France and Saudi Arabia have announced a “major partnership” to develop the area of Al-Ula, a historic site in the Kingdom that is part of its push to bring in tourists and open the Kingdom up to investment.
According to The National, the new partnership will take place in three phases, with the first being completed in 2023 at a projected cost of between $3 billion and $4 billion, and by 2035, the total development is scheduled to be finished at a cost of between $19 billion and $25 billion.
The Saudi-France partnership was announced at the institute, coinciding with the opening its archaeological exhibition on Al–Ula. Saudi Minister of Culture and Governor of the Royal Commission for Al-Ula Province Prince Badr bin Abdullah bin Mohammed bin Farhan opened the exhibition with the participation of French Minister of Culture Franck Riester and the President of the Arab World Institute Jack Lang, in the presence of a number of Saudi princes and officials, according to Asharq Alawsat.
The 400 Saudis and 30 French, led by Gérard Mestrallet, will work closely together. Mestrallet is chairman of the board of directors of Engie, a French multinational electric utility company.

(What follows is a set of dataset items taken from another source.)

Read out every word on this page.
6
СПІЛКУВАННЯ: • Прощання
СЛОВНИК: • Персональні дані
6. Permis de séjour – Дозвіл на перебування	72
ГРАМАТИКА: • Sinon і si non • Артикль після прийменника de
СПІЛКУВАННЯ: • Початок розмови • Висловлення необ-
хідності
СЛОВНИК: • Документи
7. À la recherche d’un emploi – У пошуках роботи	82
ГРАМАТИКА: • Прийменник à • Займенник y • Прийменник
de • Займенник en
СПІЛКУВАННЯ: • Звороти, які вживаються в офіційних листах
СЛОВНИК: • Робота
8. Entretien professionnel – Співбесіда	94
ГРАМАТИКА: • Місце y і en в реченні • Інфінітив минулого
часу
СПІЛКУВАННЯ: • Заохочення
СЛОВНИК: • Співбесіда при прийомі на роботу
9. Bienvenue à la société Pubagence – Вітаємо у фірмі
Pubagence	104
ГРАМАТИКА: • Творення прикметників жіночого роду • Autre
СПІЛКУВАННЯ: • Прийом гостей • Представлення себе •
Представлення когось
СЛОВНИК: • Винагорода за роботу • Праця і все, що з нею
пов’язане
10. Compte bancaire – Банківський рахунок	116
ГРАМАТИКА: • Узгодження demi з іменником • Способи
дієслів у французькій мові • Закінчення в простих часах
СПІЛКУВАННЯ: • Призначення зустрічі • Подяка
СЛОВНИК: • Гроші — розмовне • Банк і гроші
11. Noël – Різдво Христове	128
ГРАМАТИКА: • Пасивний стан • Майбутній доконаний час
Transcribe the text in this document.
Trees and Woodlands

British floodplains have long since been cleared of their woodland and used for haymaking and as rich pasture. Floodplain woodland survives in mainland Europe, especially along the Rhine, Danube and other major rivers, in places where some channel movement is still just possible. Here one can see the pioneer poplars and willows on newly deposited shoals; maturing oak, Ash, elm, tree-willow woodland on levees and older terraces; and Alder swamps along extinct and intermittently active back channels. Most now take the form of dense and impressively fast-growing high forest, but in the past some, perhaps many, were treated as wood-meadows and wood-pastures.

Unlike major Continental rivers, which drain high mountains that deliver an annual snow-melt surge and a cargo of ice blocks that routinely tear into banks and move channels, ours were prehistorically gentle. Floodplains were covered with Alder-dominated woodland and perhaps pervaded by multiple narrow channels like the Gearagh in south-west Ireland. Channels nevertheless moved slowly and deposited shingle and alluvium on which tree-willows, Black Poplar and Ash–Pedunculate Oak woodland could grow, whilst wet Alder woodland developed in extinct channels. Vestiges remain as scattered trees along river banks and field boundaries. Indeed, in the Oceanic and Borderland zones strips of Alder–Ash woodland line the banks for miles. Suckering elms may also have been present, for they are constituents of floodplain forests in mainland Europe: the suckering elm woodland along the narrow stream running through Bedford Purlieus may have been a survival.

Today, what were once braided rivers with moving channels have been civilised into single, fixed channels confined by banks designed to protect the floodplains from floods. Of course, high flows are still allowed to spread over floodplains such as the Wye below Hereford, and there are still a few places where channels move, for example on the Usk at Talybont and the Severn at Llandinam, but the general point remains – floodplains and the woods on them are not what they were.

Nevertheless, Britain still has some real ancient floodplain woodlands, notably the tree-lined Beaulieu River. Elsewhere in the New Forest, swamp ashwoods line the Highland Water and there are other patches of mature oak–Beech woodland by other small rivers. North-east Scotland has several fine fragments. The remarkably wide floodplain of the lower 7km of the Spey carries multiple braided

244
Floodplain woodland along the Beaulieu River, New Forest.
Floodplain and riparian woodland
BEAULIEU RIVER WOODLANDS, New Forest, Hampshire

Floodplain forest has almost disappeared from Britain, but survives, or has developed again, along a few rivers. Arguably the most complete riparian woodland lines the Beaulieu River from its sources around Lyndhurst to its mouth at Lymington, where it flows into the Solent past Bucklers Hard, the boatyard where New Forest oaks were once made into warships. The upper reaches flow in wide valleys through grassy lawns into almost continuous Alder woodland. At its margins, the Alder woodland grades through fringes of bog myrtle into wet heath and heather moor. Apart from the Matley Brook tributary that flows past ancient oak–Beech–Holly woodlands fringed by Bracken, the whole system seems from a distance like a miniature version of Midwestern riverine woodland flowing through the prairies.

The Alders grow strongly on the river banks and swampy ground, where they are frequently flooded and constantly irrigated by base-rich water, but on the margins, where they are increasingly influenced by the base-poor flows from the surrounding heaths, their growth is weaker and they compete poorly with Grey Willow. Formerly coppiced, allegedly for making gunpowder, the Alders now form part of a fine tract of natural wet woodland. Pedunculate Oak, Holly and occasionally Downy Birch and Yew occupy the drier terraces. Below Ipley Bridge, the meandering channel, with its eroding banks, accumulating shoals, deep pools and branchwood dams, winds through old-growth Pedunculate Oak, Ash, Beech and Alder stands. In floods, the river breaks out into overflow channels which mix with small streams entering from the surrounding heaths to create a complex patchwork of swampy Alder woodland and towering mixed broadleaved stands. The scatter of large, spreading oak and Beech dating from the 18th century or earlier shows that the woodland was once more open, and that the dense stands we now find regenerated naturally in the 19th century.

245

The plan calls for Al Ula to become an open-air museum, with cultural sites, museums and wildlife reserves, The National reports.
Archaeologists are planning to carry out the first international, in-depth survey of Al-Ula in Saudi Arabia and the surrounding areas “the size of Belgium” in order to better understand the Nabatean people.
Recently, Saudi Arabia opened its borders up to visiting tourists with the launch of an e-visa for tourists. The Kingdom is also hoping to secure foreign investment in the tourism industry in an effort to increase the tourism’s sector’s contribution to 10% of GDP by 2030 and create 1 million tourist jobs.